We would also like to extend our appreciation to the Centre for Community Support and Development Studies (CECODES), under VUSTA, for their excellent role in coordinating, facilitating and implementing the very professional research.

At UNDP we feel privileged to have the opportunity to support this partnership and look forward to continuing our assistance in both technical and financial terms to make the Public Administration Performance Index (PAPI) a reality across the country.

The second point I would like to make is how the PAPI can support the ongoing efforts to reform Viet Nam’s public administration system. Without doubt, there has been important progress in the reform of the public sector, which today is very different from what it was ten years ago. The challenge for the next stage of public administration reform is to move towards modernizing the public sector by strengthening its responsibilities in the implementation of policies and ensuring a more active role for non-state actors in the evaluation of public administration performance.  

In particular, more effective monitoring systems that can assess public administration performance from the point of view of citizens, as the end-users of public services, are needed. At UNDP, we believe that the PAPI is a novel initiative, which has the potential to address this challenge and complement the planned reform efforts by the Government in the next decade.

The performance index is expected to systematically measure and monitor the performance of the public administration system at the provincial level.
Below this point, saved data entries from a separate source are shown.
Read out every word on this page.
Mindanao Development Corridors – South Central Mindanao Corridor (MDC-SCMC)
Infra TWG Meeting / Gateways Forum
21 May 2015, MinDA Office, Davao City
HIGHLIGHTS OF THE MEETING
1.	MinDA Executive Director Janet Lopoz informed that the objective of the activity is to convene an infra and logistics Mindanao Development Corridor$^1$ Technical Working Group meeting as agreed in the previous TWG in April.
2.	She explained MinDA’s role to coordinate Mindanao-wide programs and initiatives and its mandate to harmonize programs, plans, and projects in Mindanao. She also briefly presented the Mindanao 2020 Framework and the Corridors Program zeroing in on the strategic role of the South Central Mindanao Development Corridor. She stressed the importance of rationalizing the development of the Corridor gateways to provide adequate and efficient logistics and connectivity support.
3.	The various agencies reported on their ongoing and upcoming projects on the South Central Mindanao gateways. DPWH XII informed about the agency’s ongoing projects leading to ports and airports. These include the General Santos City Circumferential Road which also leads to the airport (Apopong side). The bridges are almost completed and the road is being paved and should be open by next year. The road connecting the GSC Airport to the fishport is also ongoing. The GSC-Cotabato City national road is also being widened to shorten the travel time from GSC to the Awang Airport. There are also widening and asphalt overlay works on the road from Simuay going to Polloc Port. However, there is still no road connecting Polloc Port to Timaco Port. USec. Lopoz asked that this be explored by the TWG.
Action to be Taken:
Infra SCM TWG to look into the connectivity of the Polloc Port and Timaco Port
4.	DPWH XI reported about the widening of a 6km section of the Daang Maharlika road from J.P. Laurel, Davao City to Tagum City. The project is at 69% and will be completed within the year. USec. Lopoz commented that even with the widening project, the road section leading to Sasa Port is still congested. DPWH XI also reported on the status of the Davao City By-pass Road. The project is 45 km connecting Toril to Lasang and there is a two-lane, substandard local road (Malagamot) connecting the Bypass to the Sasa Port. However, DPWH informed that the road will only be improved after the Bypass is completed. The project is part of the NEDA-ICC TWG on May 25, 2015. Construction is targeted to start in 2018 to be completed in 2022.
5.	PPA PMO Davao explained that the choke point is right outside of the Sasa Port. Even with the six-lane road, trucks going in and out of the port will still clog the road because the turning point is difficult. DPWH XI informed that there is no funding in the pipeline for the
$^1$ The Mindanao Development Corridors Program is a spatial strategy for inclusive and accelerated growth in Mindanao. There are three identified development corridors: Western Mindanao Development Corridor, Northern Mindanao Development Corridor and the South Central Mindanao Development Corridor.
It does so by objectively capturing citizens’ perceptions and experiences in their everyday dealing with public administrators, thereby providing data and evidence on citizens’ preferences, frustrations and recommendations in terms of the public administration system and its service.

In 2009, PAPI was piloted in three provinces, namely Phu Tho, Da Nang and Dong Thap. The key findings from these pilot initiatives were presented to senior local government officials, Party leaders, VFF representatives, government agencies and media from the provinces. With the endorsement and useful feedback provided by these stakeholders, the methodology was further improved and a more rigorous and objective PAPI was developed. This year, the index was rolled out in 30 provinces and from 2011 we expect that the index will be implemented in all 63 provinces in Viet Nam on an annual basis. In this way, the PAPI will give you an overall picture of citizens’ experience with public administration services.
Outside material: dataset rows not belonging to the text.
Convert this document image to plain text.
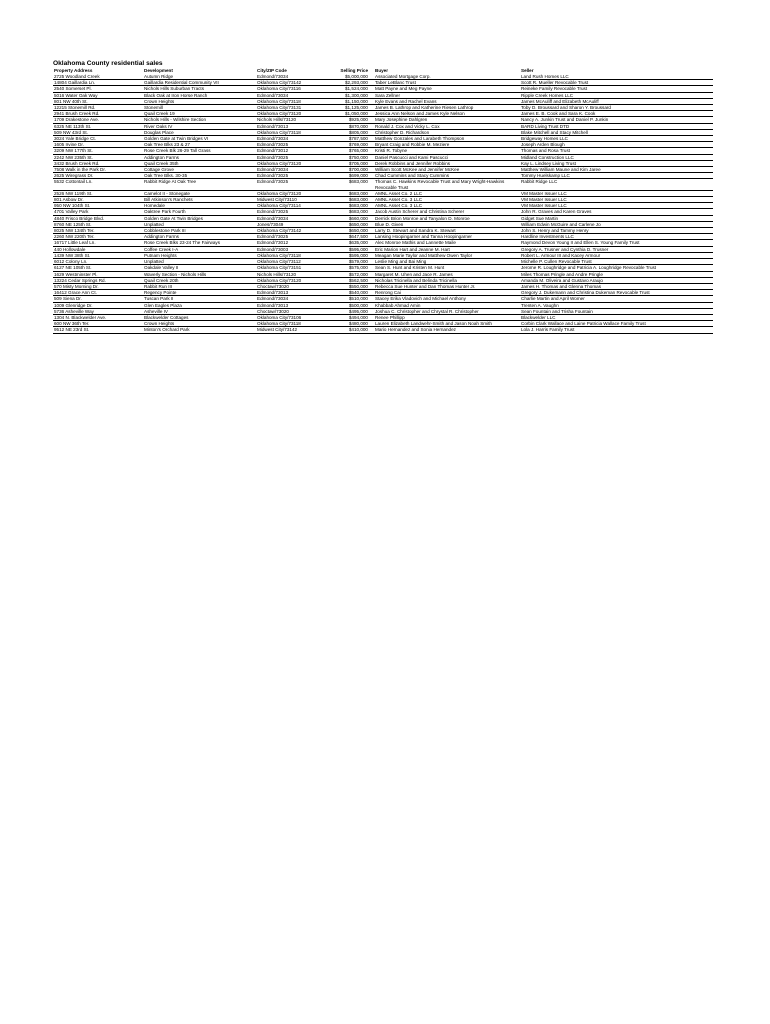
Oklahoma County residential sales
Property Address	Development	City/ZIP Code	Selling Price	Buyer	Seller
2725 Woodland Creek	Autumn Ridge	Edmond/73034	$5,000,000	Associated Mortgage Corp.	Land Rush Homes LLC
14804 Gaillardia Ln.	Gaillardia Residential Community VII	Oklahoma City/73142	$2,293,000	Taber LeBlanc Trust	Scott R. Mueller Revocable Trust
2540 Somerset Pl.	Nichols Hills Suburban Tracts	Oklahoma City/73116	$1,524,000	Matt Payne and Meg Payne	Reineke Family Revocable Trust
5016 Water Oak Way	Black Oak at Iron Horse Ranch	Edmond/73034	$1,300,000	Sara Zellner	Ripple Creek Homes LLC
801 NW 40th St.	Crown Heights	Oklahoma City/73118	$1,150,000	Kyle Evans and Rachel Evans	James McAuliff and Elizabeth McAuliff
12215 Stonemill Rd.	Stonemill	Oklahoma City/73131	$1,125,000	James B. Lathrop and Katherine Riesen Lathrop	Toby D. Broussard and Sharon Y. Broussard
2941 Brush Creek Rd.	Quail Creek 19	Oklahoma City/73120	$1,050,000	Jessica Ann Nelson and James Kyle Nelson	James E. B. Cook and Sara K. Cook
1709 Drakestone Ave.	Nichols Hills - Wilshire Section	Nichols Hills/73120	$925,000	Mary Josephine Dahlgren	Nancy A. Junkin Trust and Daniel P. Junkin
6325 NE 113th St.	River Oaks IV	Edmond/73013	$870,000	Ronald J. Cox and Vicky L. Cox	BARD Living Trust DTD
509 NW 43rd St.	Douglas Place	Oklahoma City/73118	$805,000	Christopher D. Richardson	Blake Mitchell and Stacy Mitchell
3024 Yale Bridge Ct.	Golden Gate at Twin Bridges VI	Edmond/73034	$787,500	Matthew Gonzales and Larabeth Thompson	Bridgeway Homes LLC
1605 Irvine Dr.	Oak Tree Blks 23 & 27	Edmond/73025	$769,000	Bryant Craig and Robbie M. Meziere	Joseph Arden Blough
3209 NW 177th St.	Rose Creek Blk 26-29 Tall Grass	Edmond/73012	$765,000	Kristi R. Tobyne	Thomas and Rosa Trust
2242 NW 235th St.	Addington Farms	Edmond/73025	$750,000	Daniel Pascucci and Kami Pascucci	Midland Construction LLC
3432 Brush Creek Rd.	Quail Creek 35th	Oklahoma City/73120	$705,000	Derek Robbins and Jennifer Robbins	Kay L. Lindsey Living Trust
7508 Walk in the Park Dr.	Cottage Grove	Edmond/73034	$700,000	William Scott McKee and Jennifer McKee	Matthew William Maune and Kim Jaree
2625 Wiregrass Dr.	Oak Tree Blks. 30-35	Edmond/73025	$699,000	Chad Cummins and Stacy Cummins	Tommy Huelskamp LLC
5532 Cottontail Ln.	Rabbit Ridge At Oak Tree	Edmond/73025	$683,000	Thomas C. Hawkins Revocable Trust and Mary Wright-Hawkins Revocable Trust	Rabbit Ridge LLC
2526 NW 119th St.	Camelot II - Stonegate	Oklahoma City/73120	$683,000	AMNL Asset Co. 2 LLC	VM Master Issuer LLC
801 Asbow Dr.	Bill Atkinson's Ranchets	Midwest City/73110	$683,000	AMNL Asset Co. 3 LLC	VM Master Issuer LLC
950 NW 104th St.	Homedale	Oklahoma City/73114	$683,000	AMNL Asset Co. 3 LLC	VM Master Issuer LLC
4701 Valley Park	Oaktree Park Fourth	Edmond/73025	$683,000	Jacob Austin Scherer and Christina Scherer	John R. Graves and Karen Graves
4840 Frisco Bridge Blvd.	Golden Gate At Twin Bridges	Edmond/73034	$660,000	Derrick Brion Monroe and Tanyalon D. Monroe	Gidget Sue Martin
8760 NE 125th St.	Unplatted	Jones/73049	$650,000	Blue D. Given	William Edwin McGuire and Carlene Jo
8025 NW 134th Ter.	Cobblestone Park III	Oklahoma City/73142	$650,000	Larry D. Stewart and Sandra K. Stewart	John S. Henry and Tammy Henry
2260 NW 220th Ter.	Addington Farms	Edmond/73025	$647,500	Lansing Hoopingarner and Tanna Hoopingarner	Hardline Investments LLC
16717 Little Leaf Ln.	Rose Creek Blks 23-24 The Fairways	Edmond/73012	$635,000	Alec Monroe Mathis and Lannette Maile	Raymond Devon Young II and Ellen S. Young Family Trust
440 Hollowdale	Coffee Creek I-A	Edmond/73003	$595,000	Eric Marion Hart and Jeanne M. Hart	Gregory A. Trusner and Cynthia D. Trusner
1439 NW 38th St.	Putnam Heights	Oklahoma City/73118	$595,000	Meagan Marie Taylor and Matthew Owen Taylor	Robert L. Armour III and Kacey Armour
6012 Colony Ln.	Unplatted	Oklahoma City/73112	$579,000	Leslie Ming and Bai Ming	Michelle P. Cullen Revocable Trust
6127 NE 105th St.	Oakdale Valley II	Oklahoma City/73151	$575,000	Sean S. Hunt and Kristen M. Hunt	Jerome R. Loughridge and Patricia A. Loughridge Revocable Trust
1629 Westminster Pl.	Waverly Section - Nichols Hills	Nichols Hills/73120	$572,000	Margaret M. Uhen and Jace R. James	Miles Thomas Pringle and Andre Pringle
13224 Cedar Springs Rd.	Quail Creek 20th	Oklahoma City/73120	$562,500	Nicholas Tricinella and Belinda Tricinella	Amanda M. Oliveira and Gustavo Araujo
570 Misty Morning Dr.	Rabbit Run III	Choctaw/73020	$550,000	Rebecca Sue Hunter and Dan Thomas Hunter Jr.	James H. Thomas and Glenna Thomas
16412 Grace Ann Ct.	Regency Pointe	Edmond/73013	$540,000	Renrong Cai	Gregory J. Dukemann and Christina Dukeman Revocable Trust
509 Siena Dr.	Tuscan Park II	Edmond/73034	$510,000	Stacey Erika Vladovich and Michael Anthony	Charlie Martin and April Womer
1009 Glenridge Dr.	Glen Eagles Plaza	Edmond/73013	$500,000	Khabbab Ahmad Amin	Trenten A. Vaughn
5736 Asheville Way	Asheville IV	Choctaw/73020	$495,000	Joshua C. Christopher and Chrystal R. Christopher	Sean Fountain and Trisha Fountain
1304 N. Blackwelder Ave.	Blackwelder Cottages	Oklahoma City/73106	$494,000	Renee Phillipp	Blackwelder LLC
600 NW 36th Ter.	Crown Heights	Oklahoma City/73118	$480,000	Lauren Elizabeth Landwehr-Smith and Jason Noah Smith	Corbin Clark Wallace and Laine Patricia Wallace Family Trust
9512 NE 23rd St.	Minton's Orchard Park	Midwest City/73142	$410,000	Mario Hernandez and Sonia Hernandez	Lola J. Harris Family Trust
The final point I would like to make is that the PAPI is about more than ranking provinces and pointing fingers at good or weak performing provinces. The index is an important exercise because it complements and supports the implementation of complicated but important reforms in the public administration system. As Viet Nam moves to an even higher development level aspiring to a better quality of people’s lives, such reforms become even more essential. In particular, PAPI supports public administration reform in four ways.
First of all, the index provides an objective and rigorous tool for monitoring the performance of public administration and public service delivery. Secondly, it helps generate sound evidence for policy making. Thirdly, it offers incentives for competition as provinces want to attract investment and be ranked as the best managed. And finally, it provides more space for citizens to raise their voice, and for public officials and authorities to learn about citizens’ preferences, frustrations and recommendations.

In summary, the PAPI’s successful pilot is ready for a nation-wide roll-out for monitoring of public administration performance and promoting healthy competition of public service delivery among provinces.

Let me end here and thank you all very much for your participation this morning. We look forward to your feedback and comments and to an open, frank and honest discussion.